I wish you the best.

1 Like

It sounds like you’ve been through a lot in supporting your husband through his diagnosis of schizophrenia. It’s true that navigating the treatment process can be challenging and often involves trial and error with medications.

I’m sorry to hear about the struggles your daughter and your friend’s son have faced as well.
Take care, and I wish you and your husband the best on this journey.

Hello @auntieshameem and welcome to this site. It is nice to see new people signing in, it is good emotional support. Navigating any treatment process is super challenging.

@Coastal , how are you and your son doing? How is your husband?

Regarding the effectiveness of medication and counseling, it’s important to understand that every individual’s journey with mental health treatment is unique. While some people may experience significant improvements relatively quickly, others may require more time and adjustments to find the right combination of therapies that work for them.

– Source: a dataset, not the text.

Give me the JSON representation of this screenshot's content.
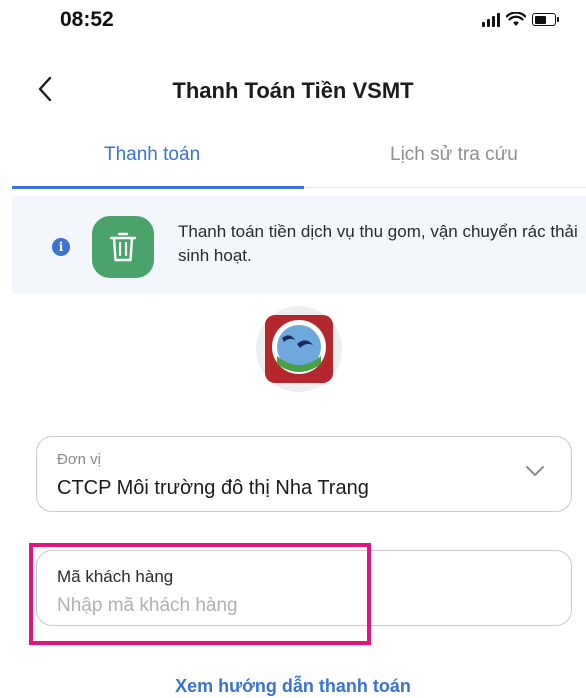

In the case of schizophrenia, medication often plays a crucial role in managing symptoms, but it can take several weeks or even months for its full effects to be felt. Additionally, therapy, both individual and family-focused, can complement medication by providing coping strategies, improving communication skills, and addressing underlying issues.

As for changes in emotions, kindness, and respect, these are gradual processes that may evolve over time with consistent treatment and support. It’s important to have realistic expectations and to prioritize your own well-being and safety along the way.

In terms of your relationship with your husband, open and honest communication, along with professional guidance, can be invaluable. Setting boundaries, seeking couples therapy, and involving supportive family members can also help navigate the complexities of rebuilding trust and understanding.

Remember that you’re not alone in this journey, and it’s okay to seek help and take things one step at a time. Take care of yourself and your son, and don’t hesitate to reach out to mental health professionals or support groups for guidance and assistance.